А мать стала потчевать:

— Отведайте нашего взварчика.

— Нам некогда, мама! — Марат смущенно вскочил.

Но Дробот не торопился.

— От такого компота отказаться? Ты что…

Оля засмеялась. А мать сияла, глядя, как гость смакует взвар.

— Вы, товарищ Толя, тоже стальной боец? Или чуть помягче? — спросила Оля. Губы и глаза ее смеялись.

— Совсем мягкий. Как подушка из гусиного пуха.

— А стихи у вас разные. Есть и такие, — она подняла сжатый кулачок.

— Что ты понимаешь! — бросил Марат.

— Братик-Маратик, не кипи…

— А это хорошо, что такие? — спросил Толя.

Оля стала серьезной.

— Хорошо, — она смотрела ему в глаза.

— Идем, — снова вскочил Марат.

Дробот весело попрощался со всеми и неохотно вышел вслед за Маратом.

На улице он сказал:

— Ты дурак.

Марата передернуло.

— Почему?

— Почему — не знаю, но дурак…

Марат не ответил. Ждал еще каких-нибудь язвительных слов. Но Дробот заговорил грустным голосом:

— А хотел бы я, чтоб у меня были такие отец и мать. И такая сестра.

Марат растерянно пожал плечами» насупился:

— Это в тебе говорит бывший беспризорник.

— Возможно.

Марат уже готов был пуститься в жаркий спор. Но что-то подсказало ему: никакими словами он сейчас Толю не переубедит.

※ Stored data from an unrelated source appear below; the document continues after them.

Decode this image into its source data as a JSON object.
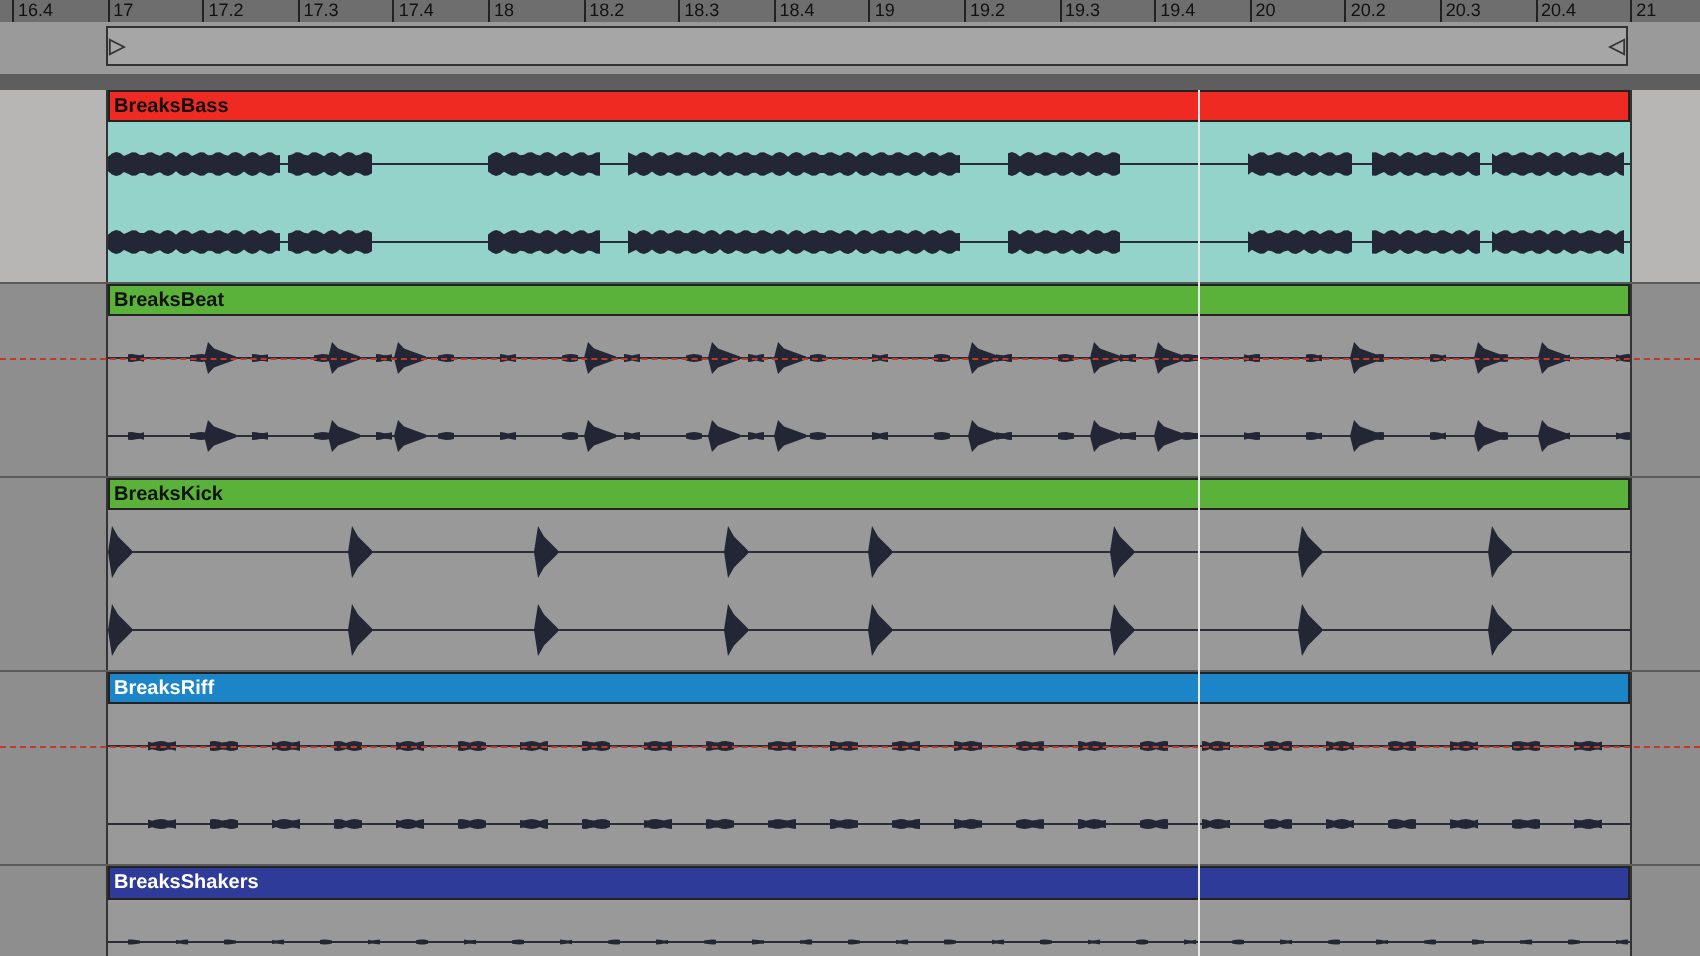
{
  "ruler": {
    "labels": [
      "16.4",
      "17",
      "17.2",
      "17.3",
      "17.4",
      "18",
      "18.2",
      "18.3",
      "18.4",
      "19",
      "19.2",
      "19.3",
      "19.4",
      "20",
      "20.2",
      "20.3",
      "20.4",
      "21"
    ]
  },
  "tracks": [
    {
      "name": "BreaksBass",
      "color": "#ee2a22",
      "kind": "bass",
      "automation": false
    },
    {
      "name": "BreaksBeat",
      "color": "#5bb23a",
      "kind": "beat",
      "automation": true
    },
    {
      "name": "BreaksKick",
      "color": "#5bb23a",
      "kind": "kick",
      "automation": false
    },
    {
      "name": "BreaksRiff",
      "color": "#1b85c8",
      "kind": "riff",
      "automation": true
    },
    {
      "name": "BreaksShakers",
      "color": "#2f3b99",
      "kind": "shakers",
      "automation": false
    }
  ]
}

— Ты когда-нибудь грелся у асфальтового котла? — спросил Дробот. — Думаешь, это очень приятно? Тебя когда-нибудь заедали вши? А перепревшая рубашка расползалась у тебя на плечах? — Он исподлобья глянул на Марата. — Какого же черта мелешь всякую ерунду? Что тебе, дома плохо?

Марат молчал.

— Я пацаном на селе рос, — сказал Дробот. — Помню хату, садик. Отец и мать от тифа умерли. Кто-то отвез меня на станцию и оставил… Эх, Марат!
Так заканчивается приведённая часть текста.